Fragility isn’t quite the same thing as ephemerality, but thinking of one has lead me to the other.  Both have equal power to instil a sieze-the-day mentality, and demand a several-times-a-day visiting program.

My ephemerality prize goes to a species of Moraea (then Gynandiris) that was known to flower for a few hours on one afternoon only.  I guess if you had thousands of the things there’d be a fair chance of spotting them in bloom as they’d stagger their flowering a bit, but when you had only one, as I did..

Anyway, the greatest pleasure we ever had was to see that it had flowered.  A not-inconsiderable pleasure, I might add.

Michael Dale lolling about on the fire-heap at Great Dixter – a virtual straw-tick of rarities. Dang – I can spot some alliums there now, twenty years later. How did I leave them uncollected? I remember on one occasion telling Christopher Lloyd that I’d potted up all growable pieces of a Miscanthus sacchariflorus that we’d lifted, and thrown the rest on the fire heap. Of course, the fire heap then exploded into Miscanthus growth.  This didn’t go unnoticed by CL, who thoroughly enjoyed pointing it out to me. He loved nothing more than finding minor fault like this, and I obliged (unwittingly) by giving him plenty of opportunities.

Discussion

  1. Hello Michael,
    Granted your Molly the Witch peony, is prizeworthy in terms of ephemerality. However one flower spectacle that a whole population can enjoy, is the cherry blossom flowering in Japan which very quickly turns to cherry blossom “rain” in 72 hours. Woebetide the poor overseas traveller who arrives one day late and misses out on the full spectacle of cherry trees in bloom in Kyoto!

    1. The fear of that may keep me away from a Japan spring. But it’s the perfect example of the massive celebration of a very passing horticultural moment.

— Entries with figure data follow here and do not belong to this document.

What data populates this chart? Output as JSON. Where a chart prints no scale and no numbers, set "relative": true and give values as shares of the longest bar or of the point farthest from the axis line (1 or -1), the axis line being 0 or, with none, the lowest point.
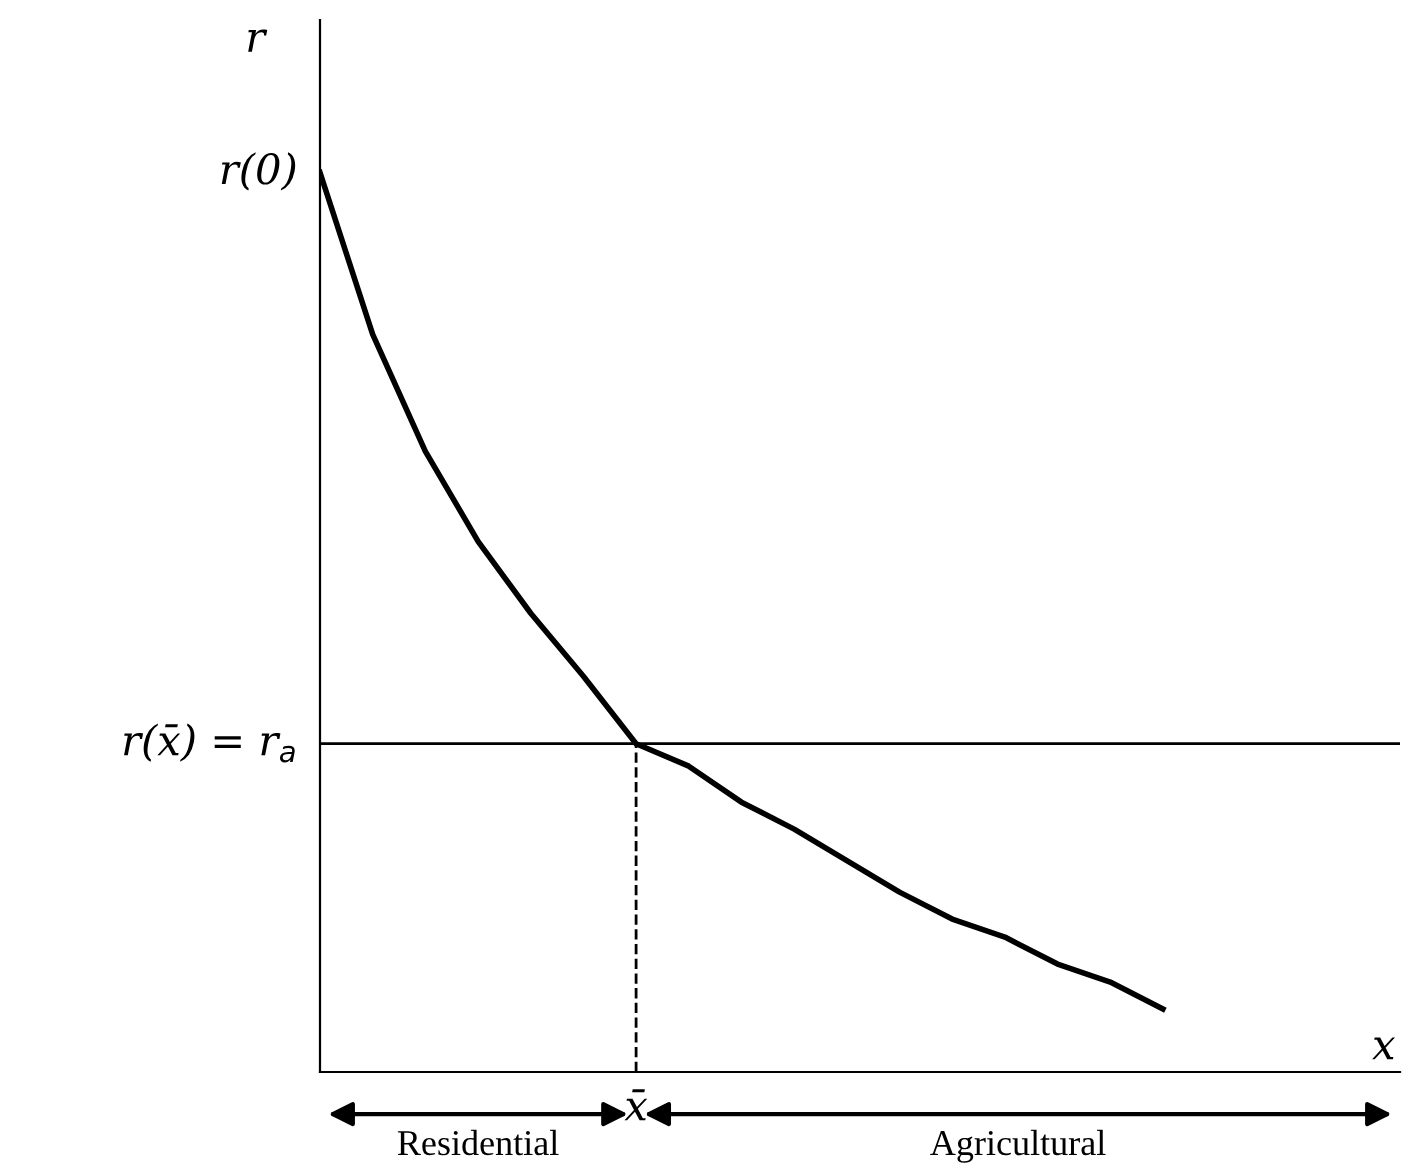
{
  "chart_data": {
    "type": "line",
    "relative": true,
    "xlabel": "x",
    "ylabel": "r",
    "categories": [
      null,
      null,
      null,
      null,
      null,
      null,
      null,
      null,
      null,
      null,
      null,
      null,
      null,
      null,
      null,
      null,
      null,
      null,
      null,
      null,
      null
    ],
    "series": [
      {
        "color": "#000000",
        "values": [
          1.0,
          0.82,
          0.69,
          0.59,
          0.51,
          0.44,
          0.365,
          0.34,
          0.3,
          0.27,
          0.235,
          0.2,
          0.17,
          0.15,
          0.12,
          0.1,
          0.07,
          null,
          null,
          null,
          null
        ]
      }
    ],
    "ref_lines": [
      {
        "axis": "y",
        "value": 0.365,
        "label": "r(x̄) = r$_{a}$",
        "color": "#000000",
        "line_style": "solid"
      }
    ],
    "annotations": [
      "r(0)",
      {
        "text": "x̄",
        "y": 0.365
      },
      "Residential",
      "Agricultural"
    ],
    "marker": "none",
    "line_style": "solid"
  }
}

  2. I’ve always enjoyed the fragility of prunus blossoms. When I was a kid our street was lined with Prunus x blireana. It was a special thing for me if they just happened to be out in full bloom on my birthday in mid August, as I walked past them on my way home from school. Usually by the next day, Sydney’s dry, gusty August winds would have blown them apart.

    1. Dry, gusty winds in August? T-shirt clad al fresco lunches in July (see Robin Powell, last post)? I’m moving north

  3. The fragility of the poppy is matched by it’s sublime powers of narcosis. Such a shame it became a political football and got blackballed.

    My grandmothers Universal Home Remedy.

    1. There were even incidents of police raids on tiny suburban gardens, stripping them of oriental poppies – the wrong species entirely!

  4. What about hovering over Sanguinaria canadensis Flore Pleno; too scared to breathe on case we blow the petals away from their fragile anchor . The exquisite Glaucidium palmatum is similar.

    1. Oh yeah. I’d forgotten about Sanguinaria canadensis flore pleno. Shatters at the flutter of a butterfly wing in the other hemisphere. But delicious.